En 1555 à Lyon, l’économie du livre imprimé repose sur le dynamisme d’un marché : si une entreprise d’impression et d’édition a pour ambition de perdurer et de se développer – celle créée par Jean de Tournes en 1542 perdura jusqu’au XVIIIe siècle –, elle doit générer des profits, ce qui implique de chercher à adapter les produits mis en vente à l’attente du public, envisagé dans sa diversité et qu’on espère sans cesse élargir, socialement et géographiquement. C’est ce que Jean de Tournes, dans les pièces liminaires qu’il signe parfois lui-même, appelle le « devoir de [s]a profession », qu’il comprend comme une « affection » « envers les bonnes lettres » comme « envers [le] lecteur ». Son fils, héritier en 1564 de l’entreprise et du nom « Jean de Tournes », reprendra le même lexique en 1569 en parlant de « l’affectionné desir que feu mon pere porta tousjours au bien publiq, et singulierement à la Republique literaire ».

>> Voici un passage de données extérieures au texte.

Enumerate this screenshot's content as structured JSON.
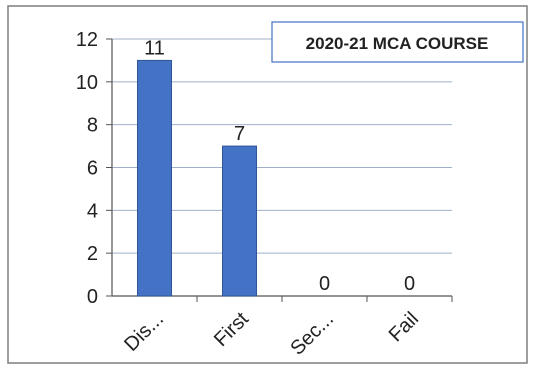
{
  "chart_data": {
    "type": "bar",
    "title": "2020-21 MCA COURSE",
    "categories": [
      "Dis...",
      "First",
      "Sec...",
      "Fail"
    ],
    "values": [
      11,
      7,
      0,
      0
    ],
    "ylim": [
      0,
      12
    ],
    "yticks": [
      0,
      2,
      4,
      6,
      8,
      10,
      12
    ],
    "grid": true,
    "xlabel": "",
    "ylabel": "",
    "colors": {
      "bar": "#4472c4",
      "bar_edge": "#2f5597",
      "gridline": "#9fb0c8",
      "axis": "#555555",
      "text": "#222222",
      "frame": "#7f7f7f",
      "title_box_border": "#4472c4"
    }
  }
}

Pour s’insérer au mieux dans cette « republique » que constitue le marché des livres, un livre doit susciter à la fois la reconnaissance et la curiosité, articuler familiarité et nouveauté. La publication d’une nouveauté littéraire comme les Euvres de Louïze Labé Lionnoize mobilise ainsi des modèles éditoriaux déjà éprouvés, avec lesquels elle entre en dialogue et parfois en tension.